Dinner parties are quite an enjoyable way of spending time, as are partner dancing, the opera, the concert hall, singing around the piano and, in fact, anything that people with any money at all enjoyed before the Second World War. I do not think Young Fogeys should be faulted for finding value in those things that are beautiful or tasty and take effort. Nor should they be mocked for choosing them over such contemporary horrors as alcopop--grain alcohol with sugar and artificial fruit flavouring--and grinding, if grinding occurs in UK clubs. The one and only reason for drinking alcopop is to get drunk as soon as possible, perhaps so as not to notice how very boring the club scene can be. As for grinding, it may happen in Edinburgh's notorious Espionage, but nobody will escort me there, so I can't tell you for sure.
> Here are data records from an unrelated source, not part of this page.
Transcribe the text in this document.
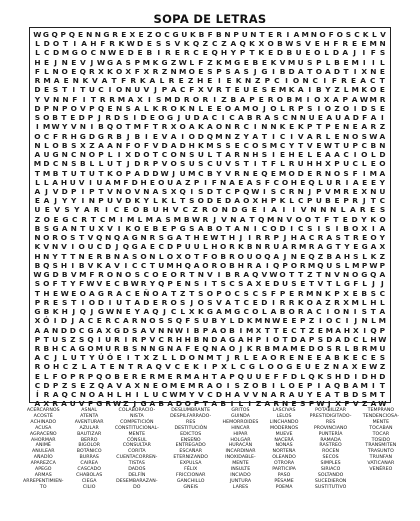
SOPA DE LETRAS
W G Q P Q E N N G R E X E Z O C G U K B F B N P U N T E R I A M N O F O S C K L V
L D O T I A H F R K W D E S S V K Q Z C Z A Q K X O B W S V E H F R E E M N
L C D M G O C N W E D E B I R E R C E Q H Y P T K E D B U E O L D A J I F S
H E J N E V J W G A S P M K G Z W L F Z K M G E B E K V M U S P L B E M I I L
F L N O E Q R X K O X F X R Z N M O E S P S A S J G I B D A T O A D T I X N E
R M A E N K V A T F R K A L R E Z H E I E K N Z P C I O N C I F R E A C T
D E S T I T U C I O N U V J P A C F X V R T E U E S E M K A I B Y Z L M K O E
Y V N N F I T R R M A X I S M D R O R I Z B A P E R O B M I O X A P A W M R
D P N P O V P Q E N S A L K R O K N L E E O A M O J O L R P S I O Z O I D S E
S O B T E D P J R D S I D E O G J U D A C I C A B R A S C N N U E A U A D F A I
I M W Y V N I B Q O T M F T R X O A K A O N R C I N N K E K P T P E N E A R Z
O C F R H G D G R B J B I E V A I O D Q M N Z Y A T I C I V A R L E N O S W A
N L O B S X Z A A N F O F V D A D H K M S S E C O S M C Y T V E W T U P C B N
A U G N C N O P L I X D O T C O N S U L T A R N H S I E H E L E A A C I O L D
M D C N S B L L U T J D R P V O S U S C U V S T I T F L R U H H X P U C L E O
T M B T U T U T K O P A D D W J U M C B Y V R N E Q E M O D E R N O S F I M A
L L A H U V I U A M F D H E O U A Z P I F N A E A S F C O H E Q L U R I A E E Y
A J V D P I P T V N O V N A S X Q I S D T C P Q W I S C R N J P V M R E X N U
E A J Y Y I N P U V D K Y L K L T S O D E D A O X H P K L C P U B E P R J T C
U E V S Y A R I C E O B U H V C Z R O N D G E I A I I V N N N L A R E S
Z O E G C R T C M I M L M A S M B W R J V N A T Q M N V O O T F T E D Y K O
B S G A N T U X V I K O E B E P G S A B O T A N I C O D I C S I S I B O X I A
N O R O S T V Q N Q A G N R S G A T H E W T H J I R R P J H A C R A S T R E O Y
K V N V I O U C D J Q G A E C D P U U L H O R K B N R U A R M R A G T Y E G A X
H N Y T T N E R B N A S O N L O X O T F O B R O U O Q A J N E Q Z B A H S L K Z
B Q S H I B V K A V I C C T U M H Q A O R O B H R A I Q P O R M Q U S L M P W P
W G D B V M F R O N O S C O E O R T N V I B R A Q V W O T T Z T N V N O G Q A
S O F T Y F W V E C B W R Y Q P E N S I T S C S A X E D U S E T V T L G F L J J
T H E W E O A G R A C E Ñ O A T Z T S O P O C S C S F P E R M N K P X E B S C
P R E S T I O D I U T A D E R O S J O S V A T C E D I R R K O A Z R X M L H L
G B K H J Q J G W N E Y A Q J C L X K G A M G C O L A B O R A C I O N I S T A
X Ó I D J A C E R C A R N O S S Q F S U B Y L D K M N W E E P Z I O C I J N L M
A A N D D C G A X G D S A V N N W I B P A O B I M X T T E C T Z E M A H X I Q P
P T U S Z S Q I U R I R P V C R H H B N D A G A H P I O T D A P S D A D C L H W
R B H C A G O M U R B S N N G N A F E Q N A O J K R B M A M E D O S R L B R M U
A C J L U T Y Ú Ó E I T X Z L L D O N M T J R L E A O R E N E E A B K E C E S
R O H C Z L A T E N T R A Q V C E K I P X L C G L O O G E U E Z N A X E W Z
E L F O P R P Q O B E R E R M E R M A H T A P Q U U E F F D L Q K S H D I D H D
C D P Z S E Z Q A V A X N E O M E M R A O I S Z O B I L O E P I A Q B A M I T
Í R A Q C N O A H L H I L U C W M Y V C D H A V V N A R A U Y E A T B D S M T
A X R A U V F G R W Z J G A B A D O P T A B I L I Z A R N E S P W J X F V Z A W
ACERCARNOS
ACOSTÉ
ACHINADO
ACUSA
AGRACEÑO
AHORMAR
ANIMÉ
ANULEAR
AÑADÍO
APAREZCA
APEGO
ARMAS
ARREPENTIMIEN-
TO
ASNAL
ATENTA
AVENTURAR
AZULAR
BAUTIZAR
BERRO
BIGOLOR
BOTÁNICO
BURRAS
CAIREA
CASCADO
CHABOLAS
CIEGA
CILIO
COLABORACIO-
NISTA
COMPETICIÓN
CONSTITUCIONAL-
MENTE
CÓNSUL
CONSULTAR
CORITA
CUENTACORREN-
TISTAS
DADOS
DELFÍN
DESEMBARAZAN-
DO
DESLUMBRANTE
DESPILFARRADO-
RES
DESTITUCIÓN
EDICTOS
ENSEÑO
ENTREGADO
ESCAÑAR
ETERNIZANDO
EXPULSA
FÉLIX
FRICCIONAR
GANCHILLO
GNEIS
GRITOS
GUINDA
HEMORROIDES
HINCAR
HIPAR
HOLGAR
HURACÁN
INCARDINAR
INOXIDABLE-
MENTE
INSULTE
INCIADO
JUNTURA
LARES
LASCIVAS
LELOS
LINCHANDO
MODERNOS
MUEVE
NACERÁ
NONAS
NORTEÑA
OLEANDO
OTRORA
PARTICIPA
PASO
PÉSAME
POEMA
POTABILIZAR
PRESTIDIGITADO-
RES
PROVINCIANO
PUNTERÍA
RAMADA
RASTREO
ROCEN
SECOS
SIMPLES
SIRIACO
SOLTANDO
SUCEDIERON
SUSTITUTIVO
TEMPRANO
TENDENCIOSA-
MENTE
TOCABAN
TOCAR
TOSIDO
TRANSMITEN
TRASUNTO
TRUNFAN
VATICANAR
VENÉREO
The traitor in the latest film version of John Le Carre's Tinker, Tailor, Soldier, Spy justifies his treason by saying that Britain had become "so ugly." The sad fact of modern life in the West is that much of convention has become ugly. The conventional clothes have become ugly. The conventional language is ugly. The conventional manners are often ugly. The conventional music is often ugly. The conventional courtship is ugly. The Telegraph column I read was ugly, perhaps deliberately so as to provoke an angry, and therefore voluminous, response. If ugliness is now conventional, then it is better to be unconventional. If that is to be a traitor to the modern world, then a happy traitor I shall be and assist the Young Fogeys in their treason by applauding their pursuits and admiring their socks.

And with that thought, I will wish you a merry Christmas and say good-bye for now. I have many things to do to ensure a merry Christmas for B.A. and our guests and me. I very much hope that your Christmas is a celebration of all that you have and not at all a reminder of what you lack. No matter who is not with us, God is with us.